Abstract

The Devonian Rudniy intrusion is a composite magmatic body comprising two gabbroid units. Located in the Tsagaan-Shuvuut ridge in NW Mongolia, it is the only one known to contain disseminated sulfide Ni-Cu-PGE minerals out of numerous gabbroid intrusions surrounding the Tuva depression. The ore occurs as disseminated sulfide globules made of pyrrhotite, pentlandite, chalcopyrite, and cubanite, confined to a narrow troctolitic layer at the margins of a melanogabbro, at the contact with a previously emplaced leucogabbro. Globules generally display mantle-dominated sulfur isotopic signatures but show variable metallogenic and mineralogical characteristics, as well as notably different sizes and morphologies reflecting variable cooling and crystallization regimes in different parts of the intrusion. Sulfides from the chilled margin of the melanogabbro are surrounded and intergrown with volatile-rich (i.e., CO2-, H2O-, F-, and Cl) phases such as calcite, chlorite, mica, amphibole, and apatite. Based on the mineralogical and textural relationships of volatile-rich phases with sulfides, we argue that this assemblage represents the product of the crystallization of volatile-rich carbonate melt immiscible with both silicate and sulfide liquids.

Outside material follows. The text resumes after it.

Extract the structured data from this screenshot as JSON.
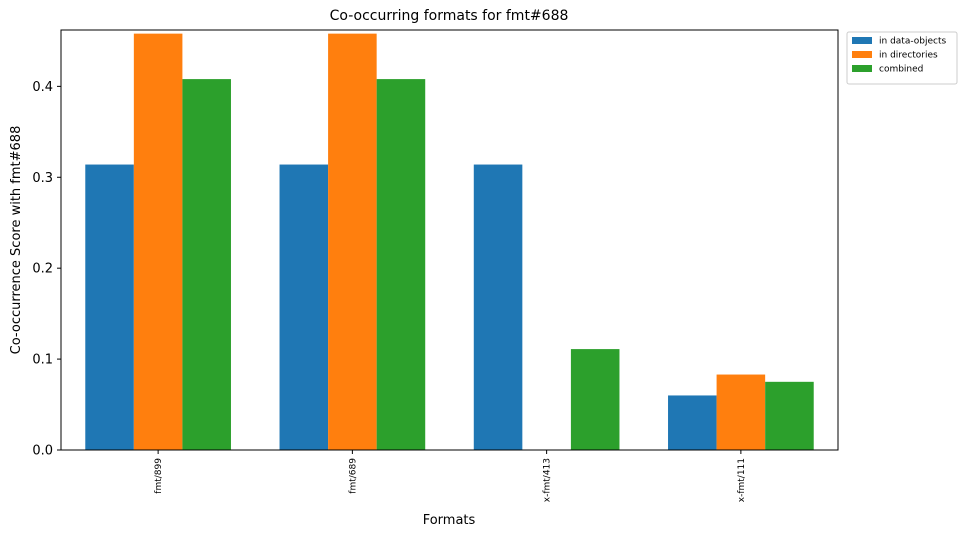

We put forward the hypothesis that volatile-rich carbonate melt envelops sulfide droplets facilitating their transport in magmatic conduits and that this process may be more widespread than commonly thought. The smaller sulfide globules, which are interpreted to derive from the breakup of larger globules during transport and emplacement, do not display an association with volatile-rich phases, suggesting that the original carbonate melt could have been detached from them during the evolution of the magmatic system. Variable rates of crystallization may have been responsible for the observed disparities in the mineralogical and metallogenic characteristics of different sulfide globules entrained in the Rudniy intrusion.